После бурного обсуждения его предложения хулиганы согласились принять данные условия. Вместе с пострадавшим они сели за свой столик, где громко и возбужденно стали говорить между собой.

— Пойди поговори с ними, — спокойно потребовал Лапа, обращаясь к Угрюмому. — Что сказать, ты знаешь.

Настроение у всех было окончательно испорчено. После настоятельной просьбы Лесника Лариса согласилась пойти с ним танцевать. Во время танца она спросила:

— Виктор, что ты ему сделал?

— Кому? — притворился недогадливым Лесник.

— Моему последнему ухажеру, — пояснила Лариса.

— Ручкой ножа почесал ему кумпол.

— А если бы попал не в лоб, а в глаз? — ужаснулась Лариса.

— Ну и что? — беспечно ответил Лесник. — Глаз-то не мой, — закончил он ответ шуткой.

Когда они покинули ресторан и подошли к машине, то вышедшие на улицу из ресторана хулиганы к ним не подошли, чему больше всех была рада сожительница Лапы.

Виктора с Ларисой Угрюмый отвез в гостиницу, где обслуживающий персонал его давно знал, а поэтому номер на двоих он получил без каких-либо затруднений.

Когда, высадив пассажиров около гостиницы, Угрюмый собрался уезжать, то Лесник спросил его:

— Почему парни не решились драться у ресторана с нами? Что ты им сказал за столом?

— Я им показал «дуру» и сказал, что и у тебя такая тоже есть, и если они не хотят стать дичью, то мы на них охотиться не будем, дождемся, пока обзаведутся потомством, — беспечно сообщил Угрюмый.

Лесник не сомневался, что Угрюмый на улице в отношении парней применил бы оружие, и был доволен, что такого не случилось.

— Доходчиво сказано, но, главное, убедительно, — отпуская Угрюмого, пошутил Лесник, погружая в его ладонь две сторублевые купюры.

— Шеф, вроде бы нехорошо, Лапа узнает, будет бузить, — не зная, что делать с деньгами, засомневался Угрюмый.

Утром Лариса осталась высыпаться в гостинице, а Лесник пошел к Лапе, куда, выспавшись, должна была попозже прийти Лариса. Она категорически отказалась от его предложения прислать за ней машину, так как хотела пройтись пешком, тем более что до дома Лапы было идти недалеко.

Встретивший Лесника Лапа, внимательно посмотрев ему в лицо, увидел синие круги под глазами и пошутил:

— Твоя подруга зря ночь не теряла.

— Все они, бабы, такие, — беспечно пробасил Лесник.

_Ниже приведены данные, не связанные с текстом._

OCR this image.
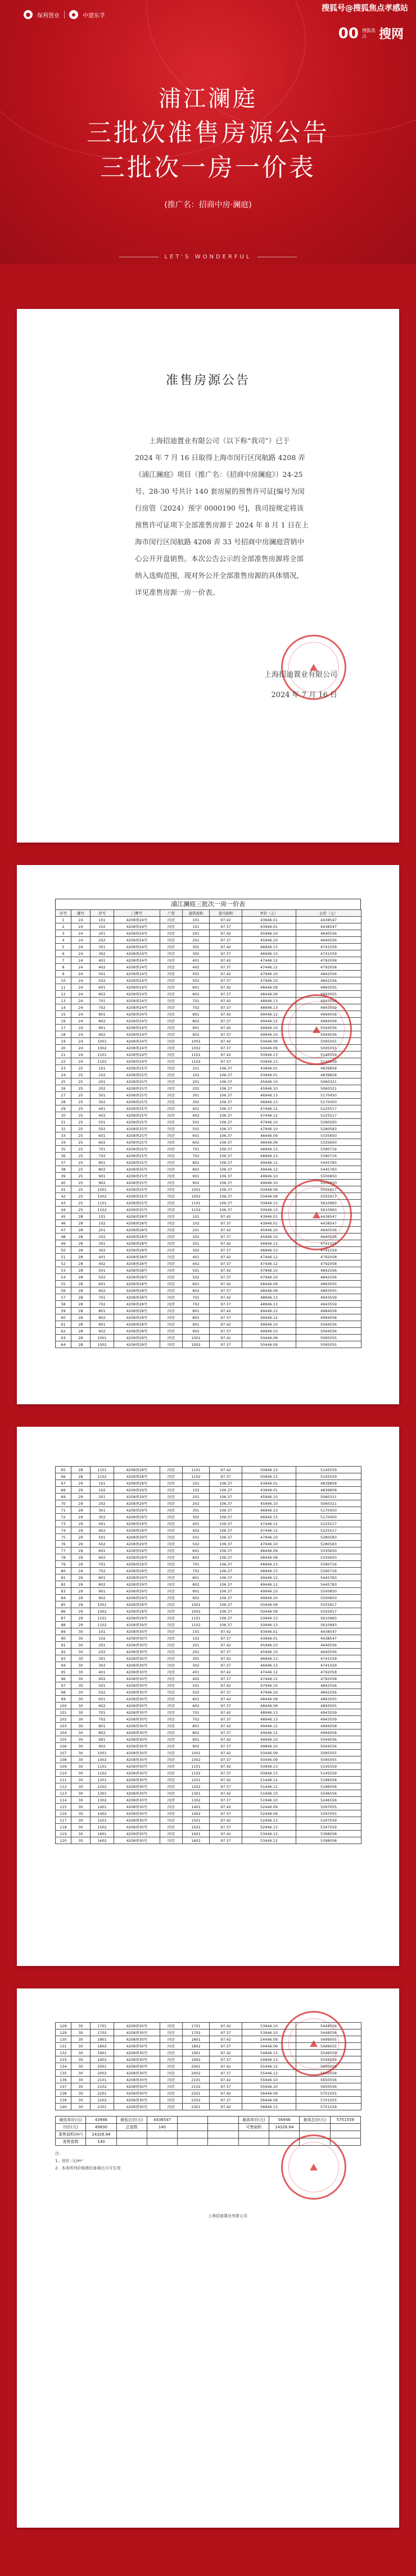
●	保利置业	◆	中建东孚
搜狐号@搜狐焦点孝感站
00 搜狐焦点	搜网
浦江澜庭
三批次准售房源公告
三批次一房一价表
(推广名：招商中房·澜庭)
LET'S WONDERFUL
准售房源公告
上海招迪置业有限公司（以下称“我司”）已于 2024 年 7 月 16 日取得上海市闵行区闵航路 4208 弄《浦江澜庭》项目（推广名：《招商中房澜庭》）24-25 号、28-30 号共计 140 套房屋的预售许可证[编号为闵行房管（2024）预字 0000190 号]，我司按规定将该预售许可证项下全部准售房源于 2024 年 8 月 1 日在上海市闵行区闵航路 4208 弄 33 号招商中房澜庭营销中心公开开盘销售。本次公告公示的全部准售房源将全部纳入选购范围，现对外公开全部准售房源的具体情况，详见准售房源一房一价表。
上海招迪置业有限公司
2024 年 7 月 16 日
浦江澜庭三批次一房一价表
序号	楼号	房号	门牌号	户型	建筑面积	套内面积	单价（元）	总价（元）
1	24	101	4208弄24号	四房	101	97.42	43946.01	4438547
2	24	102	4208弄24号	四房	101	97.37	43946.01	4438547
3	24	201	4208弄24号	四房	201	97.42	45946.10	4640556
4	24	202	4208弄24号	四房	202	97.37	45946.10	4640556
5	24	301	4208弄24号	四房	301	97.42	46946.13	4741559
6	24	302	4208弄24号	四房	302	97.37	46946.13	4741559
7	24	401	4208弄24号	四房	401	97.42	47446.12	4792058
8	24	402	4208弄24号	四房	402	97.37	47446.12	4792058
9	24	501	4208弄24号	四房	501	97.42	47946.10	4842556
10	24	502	4208弄24号	四房	502	97.37	47946.10	4842556
11	24	601	4208弄24号	四房	601	97.42	48446.09	4893055
12	24	602	4208弄24号	四房	602	97.37	48446.09	4893055
13	24	701	4208弄24号	四房	701	97.42	48946.13	4943559
14	24	702	4208弄24号	四房	702	97.37	48946.13	4943559
15	24	801	4208弄24号	四房	801	97.42	49446.12	4994058
16	24	802	4208弄24号	四房	802	97.37	49446.12	4994058
17	24	901	4208弄24号	四房	901	97.42	49946.10	5044556
18	24	902	4208弄24号	四房	902	97.37	49946.10	5044556
19	24	1001	4208弄24号	四房	1001	97.42	50446.09	5095055
20	24	1002	4208弄24号	四房	1002	97.37	50446.09	5095055
21	24	1101	4208弄24号	四房	1101	97.42	50946.13	5145559
22	24	1102	4208弄24号	四房	1102	97.37	50946.13	5145559
23	25	101	4208弄25号	四房	101	106.37	43946.01	4839858
24	25	102	4208弄25号	四房	102	106.37	43946.01	4839858
25	25	201	4208弄25号	四房	201	106.37	45946.10	5060321
26	25	202	4208弄25号	四房	202	106.37	45946.10	5060321
27	25	301	4208弄25号	四房	301	106.37	46946.13	5170450
28	25	302	4208弄25号	四房	302	106.37	46946.13	5170450
29	25	401	4208弄25号	四房	401	106.37	47446.12	5225517
30	25	402	4208弄25号	四房	402	106.37	47446.12	5225517
31	25	501	4208弄25号	四房	501	106.37	47946.10	5280583
32	25	502	4208弄25号	四房	502	106.37	47946.10	5280583
33	25	601	4208弄25号	四房	601	106.37	48446.09	5335650
34	25	602	4208弄25号	四房	602	106.37	48446.09	5335650
35	25	701	4208弄25号	四房	701	106.37	48946.13	5390716
36	25	702	4208弄25号	四房	702	106.37	48946.13	5390716
37	25	801	4208弄25号	四房	801	106.37	49446.12	5445783
38	25	802	4208弄25号	四房	802	106.37	49446.12	5445783
39	25	901	4208弄25号	四房	901	106.37	49946.10	5500850
40	25	902	4208弄25号	四房	902	106.37	49946.10	5500850
41	25	1001	4208弄25号	四房	1001	106.37	50446.09	5555917
42	25	1002	4208弄25号	四房	1002	106.37	50446.09	5555917
43	25	1101	4208弄25号	四房	1101	106.37	50946.13	5610983
44	25	1102	4208弄25号	四房	1102	106.37	50946.13	5610983
45	28	101	4208弄28号	四房	101	97.42	43946.01	4438547
46	28	102	4208弄28号	四房	102	97.37	43946.01	4438547
47	28	201	4208弄28号	四房	201	97.42	45946.10	4640556
48	28	202	4208弄28号	四房	202	97.37	45946.10	4640556
49	28	301	4208弄28号	四房	301	97.42	46946.13	4741559
50	28	302	4208弄28号	四房	302	97.37	46946.13	4741559
51	28	401	4208弄28号	四房	401	97.42	47446.12	4792058
52	28	402	4208弄28号	四房	402	97.37	47446.12	4792058
53	28	501	4208弄28号	四房	501	97.42	47946.10	4842556
54	28	502	4208弄28号	四房	502	97.37	47946.10	4842556
55	28	601	4208弄28号	四房	601	97.42	48446.09	4893055
56	28	602	4208弄28号	四房	602	97.37	48446.09	4893055
57	28	701	4208弄28号	四房	701	97.42	48946.13	4943559
58	28	702	4208弄28号	四房	702	97.37	48946.13	4943559
59	28	801	4208弄28号	四房	801	97.42	49446.12	4994058
60	28	802	4208弄28号	四房	802	97.37	49446.12	4994058
61	28	901	4208弄28号	四房	901	97.42	49946.10	5044556
62	28	902	4208弄28号	四房	902	97.37	49946.10	5044556
63	28	1001	4208弄28号	四房	1001	97.42	50446.09	5095055
64	28	1002	4208弄28号	四房	1002	97.37	50446.09	5095055
65	28	1101	4208弄28号	四房	1101	97.42	50946.13	5145559
66	28	1102	4208弄28号	四房	1102	97.37	50946.13	5145559
67	29	101	4208弄29号	四房	101	106.37	43946.01	4839858
68	29	102	4208弄29号	四房	102	106.37	43946.01	4839858
69	29	201	4208弄29号	四房	201	106.37	45946.10	5060321
70	29	202	4208弄29号	四房	202	106.37	45946.10	5060321
71	29	301	4208弄29号	四房	301	106.37	46946.13	5170450
72	29	302	4208弄29号	四房	302	106.37	46946.13	5170450
73	29	401	4208弄29号	四房	401	106.37	47446.12	5225517
74	29	402	4208弄29号	四房	402	106.37	47446.12	5225517
75	29	501	4208弄29号	四房	501	106.37	47946.10	5280583
76	29	502	4208弄29号	四房	502	106.37	47946.10	5280583
77	29	601	4208弄29号	四房	601	106.37	48446.09	5335650
78	29	602	4208弄29号	四房	602	106.37	48446.09	5335650
79	29	701	4208弄29号	四房	701	106.37	48946.13	5390716
80	29	702	4208弄29号	四房	702	106.37	48946.13	5390716
81	29	801	4208弄29号	四房	801	106.37	49446.12	5445783
82	29	802	4208弄29号	四房	802	106.37	49446.12	5445783
83	29	901	4208弄29号	四房	901	106.37	49946.10	5500850
84	29	902	4208弄29号	四房	902	106.37	49946.10	5500850
85	29	1001	4208弄29号	四房	1001	106.37	50446.09	5555917
86	29	1002	4208弄29号	四房	1002	106.37	50446.09	5555917
87	29	1101	4208弄29号	四房	1101	106.37	50946.13	5610983
88	29	1102	4208弄29号	四房	1102	106.37	50946.13	5610983
89	30	101	4208弄30号	四房	101	97.42	43946.01	4438547
90	30	102	4208弄30号	四房	102	97.37	43946.01	4438547
91	30	201	4208弄30号	四房	201	97.42	45946.10	4640556
92	30	202	4208弄30号	四房	202	97.37	45946.10	4640556
93	30	301	4208弄30号	四房	301	97.42	46946.13	4741559
94	30	302	4208弄30号	四房	302	97.37	46946.13	4741559
95	30	401	4208弄30号	四房	401	97.42	47446.12	4792058
96	30	402	4208弄30号	四房	402	97.37	47446.12	4792058
97	30	501	4208弄30号	四房	501	97.42	47946.10	4842556
98	30	502	4208弄30号	四房	502	97.37	47946.10	4842556
99	30	601	4208弄30号	四房	601	97.42	48446.09	4893055
100	30	602	4208弄30号	四房	602	97.37	48446.09	4893055
101	30	701	4208弄30号	四房	701	97.42	48946.13	4943559
102	30	702	4208弄30号	四房	702	97.37	48946.13	4943559
103	30	801	4208弄30号	四房	801	97.42	49446.12	4994058
104	30	802	4208弄30号	四房	802	97.37	49446.12	4994058
105	30	901	4208弄30号	四房	901	97.42	49946.10	5044556
106	30	902	4208弄30号	四房	902	97.37	49946.10	5044556
107	30	1001	4208弄30号	四房	1001	97.42	50446.09	5095055
108	30	1002	4208弄30号	四房	1002	97.37	50446.09	5095055
109	30	1101	4208弄30号	四房	1101	97.42	50946.13	5145559
110	30	1102	4208弄30号	四房	1102	97.37	50946.13	5145559
111	30	1201	4208弄30号	四房	1201	97.42	51446.12	5196058
112	30	1202	4208弄30号	四房	1202	97.37	51446.12	5196058
113	30	1301	4208弄30号	四房	1301	97.42	51946.10	5246556
114	30	1302	4208弄30号	四房	1302	97.37	51946.10	5246556
115	30	1401	4208弄30号	四房	1401	97.42	52446.09	5297055
116	30	1402	4208弄30号	四房	1402	97.37	52446.09	5297055
117	30	1501	4208弄30号	四房	1501	97.42	52946.13	5347559
118	30	1502	4208弄30号	四房	1502	97.37	52946.13	5347559
119	30	1601	4208弄30号	四房	1601	97.42	53446.12	5398058
120	30	1602	4208弄30号	四房	1602	97.37	53446.12	5398058
128	30	1701	4208弄30号	四房	1701	97.42	53946.10	5448556
129	30	1702	4208弄30号	四房	1702	97.37	53946.10	5448556
130	30	1801	4208弄30号	四房	1801	97.42	54446.09	5499055
131	30	1802	4208弄30号	四房	1802	97.37	54446.09	5499055
132	30	1901	4208弄30号	四房	1901	97.42	54946.13	5549559
133	30	1902	4208弄30号	四房	1902	97.37	54946.13	5549559
134	30	2001	4208弄30号	四房	2001	97.42	55446.12	5600058
135	30	2002	4208弄30号	四房	2002	97.37	55446.12	5600058
136	30	2101	4208弄30号	四房	2101	97.42	55946.10	5650556
137	30	2102	4208弄30号	四房	2102	97.37	55946.10	5650556
138	30	2201	4208弄30号	四房	2201	97.42	56446.09	5701055
139	30	2202	4208弄30号	四房	2202	97.37	56446.09	5701055
140	30	2301	4208弄30号	四房	2301	97.42	56946.13	5751559
最低单价(元)	43946	最低总价(元)	4438547			最高单价(元)	56946	最高总价(元)	5751559
均价(元)	49830	总套数	140			可售面积	14326.84		
准售面积(m²)	14326.84								
准售套数	140								
注：
1、房价 :元/m²
2、本表所列价格需经备案后方可生效
上海招迪置业有限公司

— Пока старуха там готовит шамовку, пойдем погуляем к реке, — предложил Лапа, которому захотелось вдруг показать своему ученику природу, среди которой он решил доживать свою старость.

Пройдя к реке, берег которой был покрыт голышами разных размеров, они, выбирая гладкие маленькие голыши, закидывали их в речку, стараясь, чтобы голыши, прежде чем утонуть, несколько раз вынырнули из воды.

И не спеша вели беседу.

— Я обдумал твою просьбу, но категорически ответить на нее пока не могу. Мне придется поехать с тобой во Львов, где живет, если его не посадили за грехи, мой кореш по кличке Лось. Если мне не изменяет память, он сидел за контрабанду и кражи с железки. У него, как он мне говорил, обширные связи с таможней, много путевых корешей, которые по его просьбе тоже должны нам помочь.

Еще живет в Самборе Гуцул, но на него надежды мало, так как он вшивый фраеришка, занимающийся спекуляцией. Зачем я его занес в свою тетрадь, сейчас сам удивляюсь. Больше на Украине никого не знаю.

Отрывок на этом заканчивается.